The expiration of En-Touch's contract to carry AT&T SportsNet Southwest content "presented a Hobson's choice" of either paying exorbitantly high prices or losing subscribers when the must-see RSN content leaves its lineup, the company said in its suit (in Pacer), filed Tuesday in U.S. District Court in Los Angeles. The suit alleges AT&T Clayton Act, Sherman Act and California law violations. AT&T didn't comment Wednesday.

En-Touch could be hard pressed to prove collusion, since it would have to show RSN AT&T SportsNet Southwest is a separate entity from AT&T and its DirecTV, said Pepperdine School of Law associate professor Babette Boliek. The En-Touch complaint also has to overcome that AT&T is arguably within its rights to refuse to sell.

To prevail on the Sherman Act claim, En-Touch needs to show that a distinct Houston cable subscription market exists, that AT&T actions had an anti-competitive effect there, and that effect outweighed any pro-competitive effects, said Paynter Law's Stuart Paynter. "Antitrust cases that are not simple price-fixing cases are inherently hard to prove." He said AT&T might seek to have the case thrown out during discovery on the grounds the complaint doesn't contain very detailed allegations about why the "Houston cable subscription market" is a distinct market.

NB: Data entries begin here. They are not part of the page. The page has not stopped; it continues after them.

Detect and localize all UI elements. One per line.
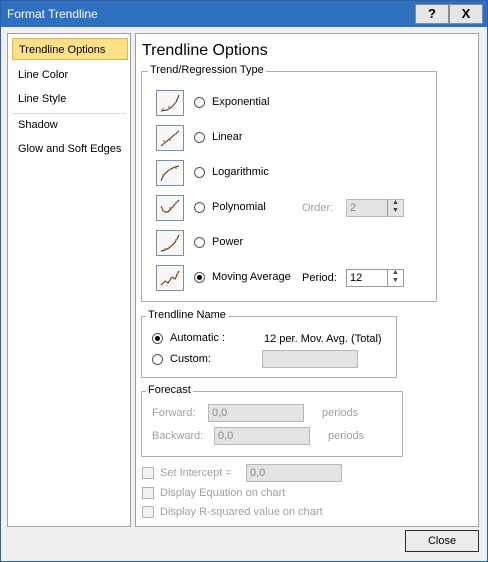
order-value: 2 [350,202,357,214]
linear-label: Linear [212,131,243,143]
nav-item-shadow[interactable]: Shadow [12,114,128,136]
window-title: Format Trendline [7,7,98,21]
trend-type-group-label: Trend/Regression Type [148,64,266,76]
options-panel: Trendline Options Trend/Regression Type … [135,33,479,527]
title-bar[interactable]: Format Trendline ? X [1,1,487,27]
trendline-name-group-label: Trendline Name [146,309,228,321]
nav-item-line-color[interactable]: Line Color [12,64,128,86]
power-trend-icon[interactable] [156,230,184,256]
polynomial-label: Polynomial [212,201,266,213]
display-rsquared-label: Display R-squared value on chart [160,506,323,518]
backward-label: Backward: [152,430,204,442]
logarithmic-radio[interactable] [194,167,205,178]
exponential-label: Exponential [212,96,270,108]
period-label: Period: [302,272,337,284]
linear-trend-icon[interactable] [156,125,184,151]
exponential-radio[interactable] [194,97,205,108]
custom-label: Custom: [170,353,211,365]
period-value: 12 [350,272,363,284]
automatic-label: Automatic : [170,332,226,344]
set-intercept-checkbox [142,467,154,479]
logarithmic-trend-icon[interactable] [156,160,184,186]
close-window-button[interactable]: X [449,4,483,24]
forecast-group-label: Forecast [146,384,193,396]
exponential-trend-icon[interactable] [156,90,184,116]
power-label: Power [212,236,244,248]
linear-radio[interactable] [194,132,205,143]
order-label: Order: [302,202,334,214]
set-intercept-label: Set Intercept = [160,467,232,479]
help-button[interactable]: ? [415,4,449,24]
nav-item-glow-soft-edges[interactable]: Glow and Soft Edges [12,138,128,160]
moving-average-trend-icon[interactable] [156,265,184,291]
polynomial-radio[interactable] [194,202,205,213]
order-field: 2 ▲ ▼ [346,199,404,217]
automatic-radio[interactable] [152,333,163,344]
power-radio[interactable] [194,237,205,248]
spin-down-icon[interactable]: ▼ [388,277,403,285]
close-button[interactable]: Close [405,530,479,552]
polynomial-trend-icon[interactable] [156,195,184,221]
logarithmic-label: Logarithmic [212,166,269,178]
backward-periods-label: periods [328,430,365,442]
period-field[interactable]: 12 ▲ ▼ [346,269,404,287]
category-nav: Trendline Options Line Color Line Style … [7,33,131,527]
order-spinner: ▲ ▼ [387,199,403,217]
forward-label: Forward: [152,407,196,419]
format-trendline-dialog: Format Trendline ? X Trendline Options L… [0,0,488,562]
intercept-field: 0,0 [246,464,342,482]
automatic-name-value: 12 per. Mov. Avg. (Total) [264,333,382,345]
display-equation-label: Display Equation on chart [160,487,286,499]
trendline-name-group: Trendline Name Automatic : 12 per. Mov. … [141,309,397,378]
spin-up-icon[interactable]: ▲ [388,269,403,277]
nav-item-line-style[interactable]: Line Style [12,88,128,110]
spin-up-icon: ▲ [392,199,399,206]
display-rsquared-checkbox [142,506,154,518]
dialog-body: Trendline Options Line Color Line Style … [5,29,483,557]
moving-average-radio[interactable] [194,272,205,283]
nav-item-trendline-options[interactable]: Trendline Options [12,38,128,60]
forecast-group: Forecast Forward: 0,0 periods Backward: … [141,384,403,457]
backward-field: 0,0 [214,427,310,445]
custom-radio[interactable] [152,354,163,365]
display-equation-checkbox [142,487,154,499]
forward-periods-label: periods [322,407,359,419]
spin-down-icon: ▼ [392,207,399,214]
period-spinner[interactable]: ▲ ▼ [387,269,403,287]
moving-average-label: Moving Average [212,271,291,283]
panel-heading: Trendline Options [142,42,268,59]
forward-field: 0,0 [208,404,304,422]
custom-name-field [262,350,358,368]
trend-type-group: Trend/Regression Type Exponential Linear [141,64,437,302]
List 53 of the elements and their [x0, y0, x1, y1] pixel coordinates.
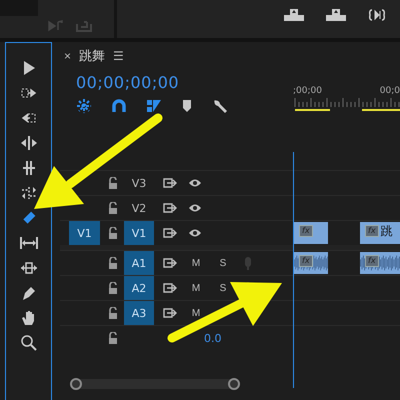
mute-button[interactable]: M [190, 282, 202, 294]
effect-badge: fx [299, 255, 313, 267]
eye-icon[interactable] [188, 203, 202, 213]
settings-icon[interactable] [212, 98, 228, 114]
mute-button[interactable]: M [190, 308, 202, 318]
ruler-label: 00;0 [380, 86, 400, 96]
master-volume[interactable]: 0.0 [204, 332, 222, 344]
timecode[interactable]: 00;00;00;00 [76, 73, 293, 92]
track-name[interactable]: A2 [124, 276, 154, 300]
lock-icon[interactable] [108, 257, 118, 269]
time-ruler[interactable] [293, 97, 400, 107]
ruler-label: ;00;00 [293, 86, 322, 96]
effect-badge: fx [299, 225, 313, 237]
eye-icon[interactable] [188, 178, 202, 188]
sync-lock-icon[interactable] [163, 178, 177, 188]
close-button[interactable]: × [64, 49, 72, 63]
lock-icon[interactable] [108, 307, 118, 319]
lock-icon[interactable] [108, 227, 118, 239]
marker-icon[interactable] [181, 99, 193, 113]
nest-icon[interactable] [76, 98, 92, 114]
track-name[interactable]: V3 [124, 171, 154, 195]
lock-icon[interactable] [108, 332, 118, 344]
menu-button[interactable]: ☰ [113, 49, 124, 63]
linked-selection-icon[interactable] [146, 98, 162, 114]
extract-icon[interactable] [326, 9, 346, 21]
sequence-tab[interactable]: 跳舞 [79, 47, 106, 65]
solo-button[interactable]: S [217, 282, 229, 294]
track-name[interactable]: V2 [124, 196, 154, 220]
lock-icon[interactable] [108, 177, 118, 189]
track-name[interactable]: A1 [124, 251, 154, 275]
lock-icon[interactable] [108, 282, 118, 294]
eye-icon[interactable] [188, 228, 202, 238]
clip-label: 跳 [380, 223, 393, 240]
lift-icon[interactable] [284, 9, 304, 21]
effect-badge: fx [365, 225, 379, 237]
trim-icon[interactable] [368, 9, 386, 21]
source-patch[interactable]: V1 [69, 221, 100, 245]
sync-lock-icon[interactable] [163, 203, 177, 213]
scroll-handle[interactable] [70, 378, 82, 390]
mute-button[interactable]: M [190, 258, 202, 268]
effect-badge: fx [365, 255, 379, 267]
sync-lock-icon[interactable] [163, 308, 177, 318]
solo-button[interactable]: S [217, 258, 229, 268]
lock-icon[interactable] [108, 202, 118, 214]
track-name[interactable]: A3 [124, 301, 154, 325]
sync-lock-icon[interactable] [163, 283, 177, 293]
scroll-handle[interactable] [228, 378, 240, 390]
snap-icon[interactable] [111, 98, 127, 114]
video-clip[interactable]: fx 跳 [360, 222, 400, 244]
track-name[interactable]: V1 [124, 221, 154, 245]
sync-lock-icon[interactable] [163, 258, 177, 268]
scrollbar[interactable] [70, 379, 240, 389]
sync-lock-icon[interactable] [163, 228, 177, 238]
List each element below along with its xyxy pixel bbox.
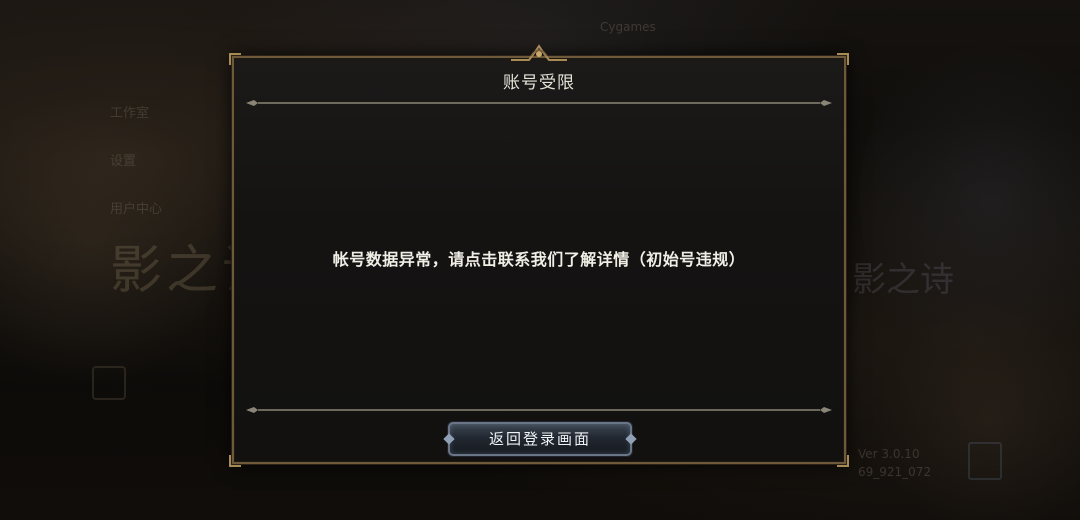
crest-ornament-icon	[511, 44, 567, 61]
dialog-message[interactable]: 帐号数据异常，请点击联系我们了解详情（初始号违规）	[234, 246, 844, 270]
background-menu-item: 用户中心	[110, 202, 163, 217]
background-menu-icon	[968, 442, 1002, 480]
ornamental-divider	[246, 100, 832, 106]
background-card-icon	[92, 366, 126, 400]
background-menu: 工作室 设置 用户中心	[110, 90, 162, 234]
version-text: Ver 3.0.10	[858, 447, 920, 461]
build-text: 69_921_072	[858, 465, 932, 479]
frame-corner-ornament	[837, 53, 849, 65]
button-ornament	[443, 433, 455, 445]
frame-corner-ornament	[229, 455, 241, 467]
frame-corner-ornament	[229, 53, 241, 65]
ornamental-divider	[246, 407, 832, 413]
frame-corner-ornament	[837, 455, 849, 467]
background-menu-item: 设置	[110, 154, 137, 169]
account-restricted-dialog: 账号受限 帐号数据异常，请点击联系我们了解详情（初始号违规） 返回登录画面	[229, 44, 849, 467]
background-game-logo-right: 影之诗	[852, 260, 954, 300]
background-brand: Cygames	[600, 20, 656, 34]
dialog-title: 账号受限	[503, 73, 575, 93]
game-screen: 工作室 设置 用户中心 Cygames 影之诗 影之诗 Ver 3.0.10 6…	[0, 0, 1080, 520]
return-to-login-label: 返回登录画面	[488, 430, 591, 448]
button-ornament	[625, 433, 637, 445]
return-to-login-button[interactable]: 返回登录画面	[443, 422, 637, 456]
background-version-info: Ver 3.0.10 69_921_072	[858, 445, 931, 481]
background-menu-item: 工作室	[110, 106, 150, 121]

Its Sherman Act claim "seems weak," since the 26 percent market share in the Houston area claimed by AT&T and DirecTV generally isn't considered a monopoly, Paynter said. Trying to gain monopoly power also can violate antitrust laws, but that's "always a tough claim" since it requires showing specific intent to monopolize and a "dangerous probability" of achieving that, he said.

AT&T's contract structure mirrors how the RSN operated when it was Comcast-owned Comcast SportsNet Houston (CSN Houston), En-Touch said. Comcast for a time was the only major MVPD to carry Rockets and Astros games in the Houston market because of the subscriber rate CSN Houston charged, resulting in "a backdoor deal between a parent and a subsidiary," it said, saying DirecTV was critical then of what CSN Houston was charging. AT&T and DirecTV jointly bought CSN Houston out of bankruptcy in 2014 but kept the pricing structure, En-Touch said.